What does this all have to do with a 24-hour trip to D.C. to see Seal in concert? I guess what I am trying to say is that there was a time I would have deprived myself of this experience because I would have been too afraid to pop out of my routine; too worried about how leaving home would derail my “diet” or fitness regime. That is not healthy. Realizing that those feelings are present but so much more muted than in the past signals growth. That is Healthified.

Here are my 80/20 takeaways from the trip:

  1. We took the train mid-day on a Wednesday. I packed a healthy lunch, and as soon as I settled in to eat it, my husband returns from the diner car with cocktails. Both can exist in a balanced lifestyle.

2. The only snacks I needed to pack were a couple of Gratisfied Almond Butter Bars and Oat Bars. I used to need #allthesnacks when I traveled, so it is so nice to know that is not true anymore (no more food anxiety!).

3. With every glass of wine I ordered before the concert, I paired it with a soda water. And when it came time to order round two, I ordered another soda water instead. This tip helped with pacing.

4. I always eat a light dinner before a concert, otherwise I will be ready for bed. Protein plus greens always does the trick.

5. We were both hungry after the show and split a burger at a nearby restaurant. The sweet potato fries also came in clutch. Not a green in sight, and that is OK.

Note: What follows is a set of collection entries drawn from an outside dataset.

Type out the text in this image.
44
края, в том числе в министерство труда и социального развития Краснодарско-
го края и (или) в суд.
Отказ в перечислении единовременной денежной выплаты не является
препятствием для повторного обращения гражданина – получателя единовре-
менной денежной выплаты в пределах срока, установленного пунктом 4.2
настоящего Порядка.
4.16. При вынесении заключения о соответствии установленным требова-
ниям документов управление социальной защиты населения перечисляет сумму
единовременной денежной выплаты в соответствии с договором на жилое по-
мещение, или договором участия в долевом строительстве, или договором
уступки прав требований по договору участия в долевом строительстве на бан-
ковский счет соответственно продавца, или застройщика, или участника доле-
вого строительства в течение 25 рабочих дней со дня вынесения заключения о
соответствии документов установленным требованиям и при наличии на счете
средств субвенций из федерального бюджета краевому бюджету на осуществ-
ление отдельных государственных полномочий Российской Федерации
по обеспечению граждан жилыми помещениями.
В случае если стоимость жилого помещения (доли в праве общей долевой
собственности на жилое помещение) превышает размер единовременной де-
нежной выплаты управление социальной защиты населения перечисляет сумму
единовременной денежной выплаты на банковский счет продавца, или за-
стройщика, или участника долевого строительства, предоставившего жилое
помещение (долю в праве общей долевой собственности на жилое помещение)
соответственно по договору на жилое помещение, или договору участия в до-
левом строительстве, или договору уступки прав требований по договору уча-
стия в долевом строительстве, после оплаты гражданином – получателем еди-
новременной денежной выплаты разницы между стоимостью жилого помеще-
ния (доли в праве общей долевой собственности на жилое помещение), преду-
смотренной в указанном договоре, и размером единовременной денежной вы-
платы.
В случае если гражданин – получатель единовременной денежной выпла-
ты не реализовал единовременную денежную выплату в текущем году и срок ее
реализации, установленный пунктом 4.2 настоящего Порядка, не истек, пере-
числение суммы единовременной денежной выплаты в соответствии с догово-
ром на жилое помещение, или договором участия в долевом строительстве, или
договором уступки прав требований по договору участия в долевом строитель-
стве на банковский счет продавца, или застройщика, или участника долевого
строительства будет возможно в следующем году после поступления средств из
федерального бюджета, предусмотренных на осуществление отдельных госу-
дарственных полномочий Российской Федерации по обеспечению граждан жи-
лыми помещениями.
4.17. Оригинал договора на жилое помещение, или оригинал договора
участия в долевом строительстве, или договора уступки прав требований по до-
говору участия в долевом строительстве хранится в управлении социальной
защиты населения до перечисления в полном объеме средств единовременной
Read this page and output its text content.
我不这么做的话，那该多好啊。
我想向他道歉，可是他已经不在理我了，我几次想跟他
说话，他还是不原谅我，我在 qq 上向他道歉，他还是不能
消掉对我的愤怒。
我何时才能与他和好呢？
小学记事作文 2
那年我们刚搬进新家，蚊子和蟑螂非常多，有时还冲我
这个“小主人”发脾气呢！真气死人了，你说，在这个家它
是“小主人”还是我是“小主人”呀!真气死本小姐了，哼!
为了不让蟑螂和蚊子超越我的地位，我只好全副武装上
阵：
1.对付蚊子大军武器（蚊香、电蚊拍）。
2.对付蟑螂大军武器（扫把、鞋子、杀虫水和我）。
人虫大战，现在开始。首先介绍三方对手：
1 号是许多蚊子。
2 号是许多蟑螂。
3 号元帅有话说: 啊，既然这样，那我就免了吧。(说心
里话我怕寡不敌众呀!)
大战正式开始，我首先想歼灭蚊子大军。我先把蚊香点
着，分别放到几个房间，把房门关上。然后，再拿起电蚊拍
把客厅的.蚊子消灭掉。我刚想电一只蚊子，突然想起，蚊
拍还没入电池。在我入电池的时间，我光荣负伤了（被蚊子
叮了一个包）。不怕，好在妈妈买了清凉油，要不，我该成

6. I love looking for juice bars when I travel. A nutrient dense smoothie in the morning brings me back to life. Google “healthy juice bar near me,” or “acai bowl near me” and something is likely to come up. Toastique was a three minute walk from our hotel. I modified their “Green Machine Smoothie,” substituting blueberries for the mango + pineapple to decrease the sugar content and make it more blood sugar balancing. It was perfection.